Having produced so many upper-heavyweight assault ‘Mechs throughout their history, it should be no surprise that two such machines would be included in this product. What might be a surprise is the two ‘Mechs chosen. The Viking was a solid ComStar / SLDF fire-support ‘Mech from the later Clan Invasion era, taking the idea of an LRM-missile boat to the extreme. This version, the Viking IIC, does the same thing but with Clan Tech, demonstrating a wonderful use of the Artemis V FCS system. Regrettably, it also has a maximum speed of four, a result of using a standard engine and hardened armor. The flavor text tries to make it sound like close-range combat is no longer a major problem for the Viking. Although the armor protection is impressive, micro lasers and machine guns aren’t stopping anyone besides unarmored infantry.
Finally, we have a new King Crab. The original, and most of the successors, was renowned for its overwhelming short-range weaponry, designed to simply “control” a small area of the battlefield by its sheer presence, deterring other units from getting close. Even the ComGuards’ Tukayyid version accomplished a similar feat, though with dual Gauss Rifles. This King Crab, however, relies on indirect fire, all of it coming from ammunition-consuming weapons. Yeah, it’s armored to the max with a standard engine. But the long-range firepower consists of a pair MML-7s. So in constrast to the Viking IIC, a very slow ‘Mech that was wisely equipped for distance engagements, the new King Crab is a slow ‘Mech that can’t close fast enough to make the full use of its modest arsenal. It is still a 100-ton monster, of course. But we compare 100-ton ‘Mechs against other 100-ton ‘Mechs, and this fella comes up short. (As an aside a descendant of Thomas Hogarth, the Jihad-era Leroy Jenkins homage, gets a mention.)

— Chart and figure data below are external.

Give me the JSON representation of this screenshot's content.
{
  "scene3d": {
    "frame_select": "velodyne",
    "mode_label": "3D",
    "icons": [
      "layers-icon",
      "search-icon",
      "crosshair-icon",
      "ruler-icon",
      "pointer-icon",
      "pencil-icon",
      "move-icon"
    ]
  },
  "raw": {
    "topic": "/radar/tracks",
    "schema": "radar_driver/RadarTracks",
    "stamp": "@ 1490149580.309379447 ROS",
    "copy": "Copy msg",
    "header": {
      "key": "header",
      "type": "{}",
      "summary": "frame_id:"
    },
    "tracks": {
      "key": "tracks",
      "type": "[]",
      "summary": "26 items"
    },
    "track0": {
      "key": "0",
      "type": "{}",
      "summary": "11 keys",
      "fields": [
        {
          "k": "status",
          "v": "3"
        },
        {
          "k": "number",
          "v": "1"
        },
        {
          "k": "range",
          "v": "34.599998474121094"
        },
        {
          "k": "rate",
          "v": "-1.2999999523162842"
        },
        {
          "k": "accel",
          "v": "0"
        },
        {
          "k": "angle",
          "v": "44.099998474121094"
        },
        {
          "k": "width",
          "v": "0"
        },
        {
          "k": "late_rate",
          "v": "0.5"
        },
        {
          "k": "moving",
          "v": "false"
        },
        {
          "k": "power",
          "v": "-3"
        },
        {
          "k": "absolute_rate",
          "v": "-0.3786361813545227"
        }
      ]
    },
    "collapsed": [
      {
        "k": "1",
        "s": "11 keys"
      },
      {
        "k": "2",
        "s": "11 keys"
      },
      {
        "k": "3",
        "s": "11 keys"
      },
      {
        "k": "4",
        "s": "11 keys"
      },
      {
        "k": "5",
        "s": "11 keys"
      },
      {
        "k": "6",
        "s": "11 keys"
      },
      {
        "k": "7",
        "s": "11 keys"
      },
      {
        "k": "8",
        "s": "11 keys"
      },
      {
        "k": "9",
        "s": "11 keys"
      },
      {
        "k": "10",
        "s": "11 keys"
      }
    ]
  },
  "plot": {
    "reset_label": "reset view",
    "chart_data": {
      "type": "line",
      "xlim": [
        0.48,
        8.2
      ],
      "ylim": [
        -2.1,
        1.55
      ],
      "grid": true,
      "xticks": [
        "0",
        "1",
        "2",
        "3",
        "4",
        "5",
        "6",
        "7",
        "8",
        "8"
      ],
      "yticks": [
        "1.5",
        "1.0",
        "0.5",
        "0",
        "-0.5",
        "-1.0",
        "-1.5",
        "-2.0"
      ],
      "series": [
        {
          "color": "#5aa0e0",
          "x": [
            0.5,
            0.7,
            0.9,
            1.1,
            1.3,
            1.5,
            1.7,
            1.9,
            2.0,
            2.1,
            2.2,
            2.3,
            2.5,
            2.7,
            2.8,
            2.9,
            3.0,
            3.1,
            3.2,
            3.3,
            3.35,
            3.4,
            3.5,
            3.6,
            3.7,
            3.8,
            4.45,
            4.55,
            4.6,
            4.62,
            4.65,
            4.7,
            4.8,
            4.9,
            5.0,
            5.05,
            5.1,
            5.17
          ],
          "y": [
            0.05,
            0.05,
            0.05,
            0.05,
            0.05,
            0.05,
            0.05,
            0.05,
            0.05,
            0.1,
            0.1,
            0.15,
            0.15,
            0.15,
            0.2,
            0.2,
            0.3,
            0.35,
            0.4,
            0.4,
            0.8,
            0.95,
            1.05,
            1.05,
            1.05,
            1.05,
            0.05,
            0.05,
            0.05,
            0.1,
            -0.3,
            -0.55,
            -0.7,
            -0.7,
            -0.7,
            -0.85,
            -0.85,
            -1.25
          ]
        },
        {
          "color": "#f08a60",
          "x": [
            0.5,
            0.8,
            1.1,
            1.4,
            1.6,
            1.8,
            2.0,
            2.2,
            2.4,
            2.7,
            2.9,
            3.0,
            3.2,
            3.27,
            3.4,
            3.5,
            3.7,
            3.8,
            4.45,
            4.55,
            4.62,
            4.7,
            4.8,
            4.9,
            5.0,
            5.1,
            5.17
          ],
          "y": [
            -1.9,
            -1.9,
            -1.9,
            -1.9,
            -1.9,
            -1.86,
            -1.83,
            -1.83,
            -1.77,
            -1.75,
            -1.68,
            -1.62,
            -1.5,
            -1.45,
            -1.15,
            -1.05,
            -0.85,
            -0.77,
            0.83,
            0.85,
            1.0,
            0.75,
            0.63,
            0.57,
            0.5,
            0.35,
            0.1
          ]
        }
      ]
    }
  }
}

The Sternensturm is an excellent medium OmniFighter. It sacrifices quite a bit of pod space for speed and armor, but at least its built with a thought in mind. The Würger is an assault craft, designed to screen for Pocket WarShips. I dunno how well that works, given its weapons are barely strong enough to ward off fighters. Mostly, it relies on multiple anti-missle systems, and not even the laser kind. The Trutzburg is a transport DropShip, carrying a ‘Mech company, a fighter squadron and four squads of battle armor. Essentially a smaller version of the Fortress DropShip of the past, the Trutzburg is very well armed and armored. Of all the spacecraft introduced in this series, it may be among the best, or at the very least, among the DropShips you’d be most likely to use during a campaign that didn’t focus on AeroTech 2 / BattleSpace elements.
Like their formed Federated Commonwealth partner, House Davion, the Lyrans are teetering on the brink in the 3145 era. They now face – when counting Hell’s Horses – the three most aggressive Clans still remaining in the Inner Sphere, plus a not so friendly border with the Free Worlds League. Quite simply, they need a win right now just to survive. Their famous military industry has produced an interesting offering of ‘Mechs, vehicles and other assets that include a few gems, but a few possible duds as well. Only time will tell if House Steiner’s fortunes will rise like a phoenix (or, more appropriately, a resurgent stock market) or collapse like a flying elephant. They may not survive another “market correction”.